Question: Is there a statistical test where the variable is important?

It’s probably the wrong question to ask. Because these are like greedily trained and so trying to extract any statistical meaning out of that is probably not the best idea. So if you’re trying to understand your dataset or your data generating process, I probably wouldn’t use tree-based models.
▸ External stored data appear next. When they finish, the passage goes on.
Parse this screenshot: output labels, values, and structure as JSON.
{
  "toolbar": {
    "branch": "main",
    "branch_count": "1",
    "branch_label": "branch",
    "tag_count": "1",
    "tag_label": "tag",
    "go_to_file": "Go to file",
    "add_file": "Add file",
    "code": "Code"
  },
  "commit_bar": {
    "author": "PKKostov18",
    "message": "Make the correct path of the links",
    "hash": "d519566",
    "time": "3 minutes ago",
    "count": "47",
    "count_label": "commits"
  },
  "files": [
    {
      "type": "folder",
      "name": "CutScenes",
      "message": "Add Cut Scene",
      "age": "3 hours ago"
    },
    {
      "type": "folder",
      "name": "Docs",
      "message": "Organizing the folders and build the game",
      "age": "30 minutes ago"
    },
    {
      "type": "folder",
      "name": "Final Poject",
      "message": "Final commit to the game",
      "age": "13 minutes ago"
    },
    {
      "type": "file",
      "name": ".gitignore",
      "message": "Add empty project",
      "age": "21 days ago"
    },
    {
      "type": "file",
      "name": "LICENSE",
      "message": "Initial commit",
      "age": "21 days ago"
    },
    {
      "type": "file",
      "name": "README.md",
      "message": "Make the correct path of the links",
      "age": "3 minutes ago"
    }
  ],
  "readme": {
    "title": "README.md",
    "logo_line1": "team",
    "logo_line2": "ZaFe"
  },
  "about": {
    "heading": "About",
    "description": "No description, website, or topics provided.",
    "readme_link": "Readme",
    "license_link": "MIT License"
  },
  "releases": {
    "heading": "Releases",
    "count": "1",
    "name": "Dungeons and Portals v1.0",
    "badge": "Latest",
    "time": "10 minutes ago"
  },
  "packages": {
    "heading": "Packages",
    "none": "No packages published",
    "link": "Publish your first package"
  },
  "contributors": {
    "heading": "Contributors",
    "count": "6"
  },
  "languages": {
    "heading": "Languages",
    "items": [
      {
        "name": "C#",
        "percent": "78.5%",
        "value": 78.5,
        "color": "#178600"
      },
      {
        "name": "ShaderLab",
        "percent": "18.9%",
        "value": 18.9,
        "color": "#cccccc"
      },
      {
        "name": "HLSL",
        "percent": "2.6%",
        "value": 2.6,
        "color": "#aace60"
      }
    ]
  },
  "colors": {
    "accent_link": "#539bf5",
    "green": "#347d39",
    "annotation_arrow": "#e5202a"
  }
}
These are really good for predicting no matter what your input is.

Question: How is the feature importance calculated?

Whenever a particular feature was used in the tree, you look at the decrease in impurity, and you aggregate these and at the end, you normalize it sum to one.

import numpy as np
import matplotlib.pyplot as plt
import sklearn
sklearn.set_config(print_changed_only=True)
import pandas as pd
from sklearn.model_selection import train_test_split
from sklearn.pipeline import make_pipeline
from sklearn.preprocessing import scale, StandardScaler
from sklearn.datasets import load_breast_cancer
cancer = load_breast_cancer()
print(cancer.DESCR)
X_train, X_test, y_train, y_test = train_test_split(
    cancer.data, cancer.target, stratify=cancer.target, random_state=0)

tree visualization

from sklearn.tree import DecisionTreeClassifier, plot_tree
tree = DecisionTreeClassifier(max_depth=2)
tree.fit(X_train, y_train)
plt.figure(dpi=200)
plot_tree(tree, feature_names=cancer.feature_names, filled=True)

Parameter Tuning

tree = DecisionTreeClassifier().fit(X_train, y_train)
plt.figure(figsize=(15, 5))
plot_tree(tree, feature_names=cancer.feature_names, filled=True)
tree = DecisionTreeClassifier(max_depth=3).fit(X_train, y_train)
plt.figure(figsize=(15, 5))
plot_tree(tree, feature_names=cancer.feature_names, filled=True)
tree = DecisionTreeClassifier(max_leaf_nodes=8).fit(X_train, y_train)
plot_tree(tree, feature_names=cancer.feature_names, filled=True)
tree = DecisionTreeClassifier(min_samples_split=50).fit(X_train, y_train)
plot_tree(tree, feature_names=cancer.feature_names, filled=True)
tree = DecisionTreeClassifier(min_impurity_decrease=.01).fit(X_train, y_train)
plot_tree(tree, feature_names=cancer.feature_names, filled=True)
from sklearn.model_selection import GridSearchCV
param_grid = {'max_depth':range(1, 7)}
grid = GridSearchCV(DecisionTreeClassifier(random_state=0), param_grid=param_grid, cv=10)
grid.fit(X_train, y_train)
from sklearn.model_selection import GridSearchCV, StratifiedShuffleSplit
param_grid = {'max_depth':range(1, 7)}
grid = GridSearchCV(DecisionTreeClassifier(random_state=0), param_grid=param_grid,
                    cv=StratifiedShuffleSplit(100), return_train_score=True)
grid.fit(X_train, y_train)
scores = pd.DataFrame(grid.cv_results_)
scores.plot(x='param_max_depth', y=['mean_train_score', 'mean_test_score'], ax=plt.gca())
plt.legend(loc=(1, 0))
from sklearn.model_selection import GridSearchCV
param_grid = {'max_leaf_nodes': range(2, 20)}
grid = GridSearchCV(DecisionTreeClassifier(random_state=0), param_grid=param_grid,
                    cv=StratifiedShuffleSplit(100, random_state=1),
                   return_train_score=True)
grid.fit(X_train, y_train)

scores = pd.DataFrame(grid.cv_results_)
scores.plot(x='param_max_leaf_nodes', y=['mean_train_score', 'mean_test_score'], ax=plt.gca())
plt.legend(loc=(1, 0))
scores = pd.DataFrame(grid.cv_results_)
scores.plot(x='param_max_leaf_nodes', y='mean_train_score', yerr='std_train_score', ax=plt.gca())
scores.plot(x='param_max_leaf_nodes', y='mean_test_score', yerr='std_test_score', ax=plt.gca())
grid.best_params_
plot_tree(grid.best_estimator_, feature_names=cancer.feature_names, filled=True)
pd.Series(grid.best_estimator_.feature_importances_,
          index=cancer.feature_names).plot(kind="barh")

Exercise

Apply a decision tree to the “adult” dataset and visualize it.

Tune parameters with grid-search; try at least max_leaf_nodes and max_depth, but separately.

Visualize the resulting tree and it’s feature importances.